Hayward flashed his smug grin. “I want you to accelerate the pace of your exercise.” He glanced at me. “Let’s avoid the obvious double-entendre.”

“I wasn’t going there.”

“Brisk walks would be good,” he said. “The idea is a progressive increase. Push yourself a bit, and unless I hear from you before, I’ll see you in a month.”

I got up to leave. At the door, I said, “Thanks for everything, Doc.”

“Enjoy yourself,” he said, and as he reached for the phone, added, “safely.”

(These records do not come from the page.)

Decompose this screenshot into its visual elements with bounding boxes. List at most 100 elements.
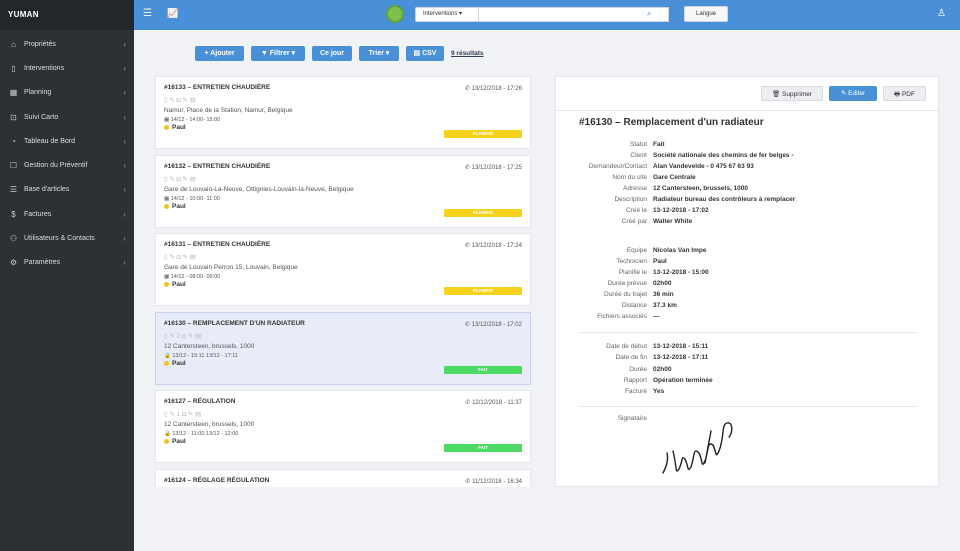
app-logo[interactable]: YUMAN bbox=[0, 0, 134, 30]
sort-button[interactable]: Trier ▾ bbox=[359, 46, 399, 61]
sidebar-item-factures[interactable]: $ Factures ‹ bbox=[0, 202, 134, 226]
status-dot-icon bbox=[164, 125, 169, 130]
detail-field: Durée du trajet 36 min bbox=[556, 291, 674, 300]
field-label: Durée bbox=[629, 365, 647, 373]
intervention-card[interactable]: #16127 – RÉGULATION ✆ 12/12/2018 - 11:37 ▯… bbox=[155, 390, 531, 463]
dashboard-icon: ◔ bbox=[11, 136, 16, 146]
search-scope-select[interactable]: Interventions ▾ bbox=[415, 7, 479, 22]
chevron-left-icon: ‹ bbox=[123, 112, 126, 122]
card-address: 12 Cantersteen, brussels, 1000 bbox=[164, 343, 255, 350]
field-value: 13-12-2018 - 17:11 bbox=[653, 354, 709, 362]
technician-name: Paul bbox=[172, 203, 186, 210]
intervention-card[interactable]: #16133 – ENTRETIEN CHAUDIÈRE ✆ 13/12/2018… bbox=[155, 76, 531, 149]
detail-field: Description Radiateur bureau des contrôle… bbox=[556, 196, 795, 205]
technician-name: Paul bbox=[172, 438, 186, 445]
sidebar-item-suivi-carto[interactable]: ⊡ Suivi Carto ‹ bbox=[0, 105, 134, 129]
user-icon[interactable]: ♙ bbox=[937, 8, 946, 19]
card-time-slot: ▦ 14/12 - 14:00- 15:00 bbox=[164, 117, 221, 123]
today-button[interactable]: Ce jour bbox=[312, 46, 352, 61]
detail-field: Client Société nationale des chemins de f… bbox=[556, 152, 793, 161]
square-icon: ☐ bbox=[9, 161, 18, 171]
technician-name: Paul bbox=[172, 124, 186, 131]
intervention-list: #16133 – ENTRETIEN CHAUDIÈRE ✆ 13/12/2018… bbox=[155, 76, 531, 487]
pdf-button[interactable]: 🖶 PDF bbox=[883, 86, 926, 101]
chevron-left-icon: ‹ bbox=[123, 88, 126, 98]
card-attachment-icons: ▯ ✎ ◘ ✎ ▤ bbox=[164, 176, 196, 183]
sidebar-item-planning[interactable]: ▦ Planning ‹ bbox=[0, 81, 134, 105]
intervention-card[interactable]: #16132 – ENTRETIEN CHAUDIÈRE ✆ 13/12/2018… bbox=[155, 155, 531, 228]
card-attachment-icons: ▯ ✎ 2 ◘ ✎ ▤ bbox=[164, 333, 202, 340]
phone-icon: ✆ bbox=[464, 86, 472, 92]
sidebar-item-utilisateurs-contacts[interactable]: ⚇ Utilisateurs & Contacts ‹ bbox=[0, 226, 134, 250]
field-value: Opération terminée bbox=[653, 376, 713, 384]
search-icon[interactable]: ⌕ bbox=[647, 9, 651, 19]
dollar-icon: $ bbox=[11, 209, 16, 219]
chevron-left-icon: ‹ bbox=[123, 161, 126, 171]
sidebar-item-base-d-articles[interactable]: ☰ Base d'articles ‹ bbox=[0, 178, 134, 202]
field-label: Durée prévue bbox=[607, 280, 647, 287]
detail-field: Fichiers associés — bbox=[556, 313, 660, 322]
sidebar-item-param-tres[interactable]: ⚙ Paramètres ‹ bbox=[0, 251, 134, 275]
chevron-left-icon: ‹ bbox=[123, 209, 126, 219]
field-label: Durée du trajet bbox=[604, 291, 647, 298]
add-button[interactable]: + Ajouter bbox=[195, 46, 244, 61]
field-label: Créé par bbox=[621, 218, 647, 225]
result-count[interactable]: 9 résultats bbox=[451, 50, 484, 57]
brand-logo-icon[interactable] bbox=[386, 5, 404, 23]
technician-name: Paul bbox=[172, 360, 186, 367]
sidebar-item-tableau-de-bord[interactable]: ◔ Tableau de Bord ‹ bbox=[0, 129, 134, 153]
filter-button[interactable]: ▼ Filtrer ▾ bbox=[251, 46, 305, 61]
status-badge: FAIT bbox=[444, 444, 522, 452]
field-value: 13-12-2018 - 15:11 bbox=[653, 343, 709, 350]
sidebar-item-gestion-du-pr-ventif[interactable]: ☐ Gestion du Préventif ‹ bbox=[0, 153, 134, 177]
card-time-slot: ▦ 14/12 - 08:00- 09:00 bbox=[164, 274, 221, 280]
field-value: — bbox=[653, 313, 660, 320]
detail-field: Durée prévue 02h00 bbox=[556, 280, 672, 289]
card-attachment-icons: ▯ ✎ 1 ◘ ✎ ▤ bbox=[164, 411, 202, 418]
chart-icon[interactable]: 📈 bbox=[167, 8, 178, 19]
intervention-card[interactable]: #16124 – RÉGLAGE RÉGULATION ✆ 11/12/2018 … bbox=[155, 469, 531, 487]
field-label: Demandeur/Contact bbox=[588, 163, 647, 170]
card-date-text: 11/12/2018 - 16:34 bbox=[472, 479, 522, 485]
field-value: 13-12-2018 - 15:00 bbox=[653, 269, 709, 276]
field-label: Facturé bbox=[624, 388, 647, 396]
intervention-card[interactable]: #16130 – REMPLACEMENT D'UN RADIATEUR ✆ 13… bbox=[155, 312, 531, 385]
chevron-left-icon: ‹ bbox=[123, 39, 126, 49]
detail-field: Planifié le 13-12-2018 - 15:00 bbox=[556, 269, 709, 278]
divider bbox=[579, 406, 917, 407]
detail-field: Créé le 13-12-2018 - 17:02 bbox=[556, 207, 709, 216]
delete-button[interactable]: 🗑 Supprimer bbox=[761, 86, 823, 101]
csv-button[interactable]: ▤ CSV bbox=[406, 46, 444, 61]
card-date-text: 13/12/2018 - 17:25 bbox=[471, 165, 522, 171]
status-badge: PLANIFIÉ bbox=[444, 287, 522, 295]
card-address: Gare de Louvain Perron 15, Louvain, Belg… bbox=[164, 264, 298, 271]
detail-field: Statut Fait bbox=[556, 141, 665, 150]
edit-button[interactable]: ✎ Editer bbox=[829, 86, 877, 101]
card-time-slot: 🔒 13/12 - 15:11 13/12 - 17:11 bbox=[164, 353, 238, 359]
home-icon: ⌂ bbox=[11, 39, 16, 49]
language-button[interactable]: Langue bbox=[684, 6, 728, 22]
field-value: Alan Vandevelde - 0 475 67 63 93 bbox=[653, 163, 754, 170]
menu-icon[interactable]: ☰ bbox=[143, 8, 152, 19]
chevron-left-icon: ‹ bbox=[123, 185, 126, 195]
card-address: 12 Cantersteen, brussels, 1000 bbox=[164, 421, 255, 428]
sidebar-item-propri-t-s[interactable]: ⌂ Propriétés ‹ bbox=[0, 32, 134, 56]
signature-row: Signataire bbox=[556, 415, 653, 424]
status-dot-icon bbox=[164, 439, 169, 444]
search-input[interactable] bbox=[479, 7, 669, 22]
chevron-left-icon: ‹ bbox=[123, 234, 126, 244]
field-label: Créé le bbox=[626, 207, 647, 214]
detail-field: Créé par Walter White bbox=[556, 218, 692, 227]
status-badge: PLANIFIÉ bbox=[444, 130, 522, 138]
field-value: Fait bbox=[653, 141, 665, 148]
sidebar-item-label: Planning bbox=[24, 89, 52, 97]
detail-field: Equipe Nicolas Van Impe bbox=[556, 247, 707, 256]
sidebar-item-label: Interventions bbox=[24, 64, 65, 72]
field-value: Yes bbox=[653, 388, 665, 396]
chevron-left-icon: ‹ bbox=[123, 63, 126, 73]
intervention-card[interactable]: #16131 – ENTRETIEN CHAUDIÈRE ✆ 13/12/2018… bbox=[155, 233, 531, 306]
sidebar-item-interventions[interactable]: ▯ Interventions ‹ bbox=[0, 56, 134, 80]
technician-name: Paul bbox=[172, 281, 186, 288]
field-value: 13-12-2018 - 17:02 bbox=[653, 207, 709, 214]
card-time-slot: 🔒 13/12 - 11:00 13/12 - 12:00 bbox=[164, 431, 239, 437]
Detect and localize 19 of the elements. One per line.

On my way home, I had a thought and drove to the Beverly Center. Late that afternoon, when the-sludge had finally cleared from the sky, I put on my brand-new running shoes, an old pair of running shorts and an even older T-shirt from law school, the red Stanford lettering all but faded into the gray, and drove to a nearby high school. I made my way through the red brick buildings that had served as a backdrop for more than one teen exploitation film, and found the football field. It was ringed by a quarter-mile track. I went out to field, lay my cell phone in the grass and began to stretch. Over a decade had passed since I’d stopped running, so I was surprised at how quickly I remembered the sequences of stretches but not so surprised at how much more difficult they were. I was reaching for the big toe on my left foot when my phone rang. I picked it up. It was my investigator, Freeman Vidor.

“Hey, Henry, I got the info you wanted on that lady. Jesusita Trujillo.”

“A phone number?”

He chuckled. “Phone number, address, Social Security, place of employment, number of kids. Credit rating.”

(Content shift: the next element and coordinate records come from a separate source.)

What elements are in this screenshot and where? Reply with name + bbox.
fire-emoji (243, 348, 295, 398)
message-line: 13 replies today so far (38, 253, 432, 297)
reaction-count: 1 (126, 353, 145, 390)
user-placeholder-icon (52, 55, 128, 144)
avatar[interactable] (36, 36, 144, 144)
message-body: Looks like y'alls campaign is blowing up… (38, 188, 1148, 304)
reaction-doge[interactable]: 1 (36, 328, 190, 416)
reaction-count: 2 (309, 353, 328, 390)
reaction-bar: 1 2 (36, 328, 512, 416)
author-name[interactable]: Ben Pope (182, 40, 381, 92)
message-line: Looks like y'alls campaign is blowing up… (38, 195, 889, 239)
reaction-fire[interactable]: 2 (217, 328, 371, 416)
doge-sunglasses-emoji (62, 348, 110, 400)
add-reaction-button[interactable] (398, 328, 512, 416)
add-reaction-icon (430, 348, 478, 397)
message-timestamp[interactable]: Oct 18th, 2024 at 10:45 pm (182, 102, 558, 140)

“Another fly caught in the worldwide web, huh? She have a son named Peter?”

“Yeah, and two daughters besides.”

“I’m not at the office right now. Can you e-mail me this information?”

“Sure,” he said. “Where are you?”

“At the track.”

“When did you start playing the ponies?”

“A running track, Freeman,” I said. “I’m going to attempt to run a mile in under a month.”

“You sure you want to do that?”

“Doctor’s orders.”

He snorted. “Hope his med-mal insurance is paid up.”

“Talk to you later, Freeman. Thanks.”

I finished my stretches, stuck the phone in the waistband of my shorts and walked to the start of the track. The air smelled hazily of eucalyptus from the surrounding trees and of sun-warmed grass. As I looked down the dusty length of the track, my body seemed in some subtle way to remember all those years of starting lines at track meets. My pulse accelerated a bit, my knees bent a little, my shoulders loosened, my neck straightened, the balls of my feet seemed to touch more lightly the ground beneath them. I got into position, counted three and slowly set off.

Soaking in the tub that evening, I studied the printout of Freeman’s e-mail glimpse into the life of Mrs. Jesusita Trujillo, a sixty-five-year-old widow who lived in Garden Grove and worked as a teacher’s aide to supplement her Social Security. Peter, thirty-five, was the youngest of her three children. She also had two married daughters, one living in San Diego, the other in Hawthorne. She had recently taken out a loan for ten thousand dollars, using her house for collateral. Since she had no large debts, I wondered why she needed that much money. Home improvements? I would see for myself when I dropped in on her tomorrow evening. I had decided to visit rather than call, because if she was in touch with Vicky and Pete, she might refuse to see me, depending on what my niece had told her. The cell phone rang. I put the paper aside and answered it. It was John. I made him laugh with an account of my elephantine pace around the track and then I told him about my talk with Dr. Hayward.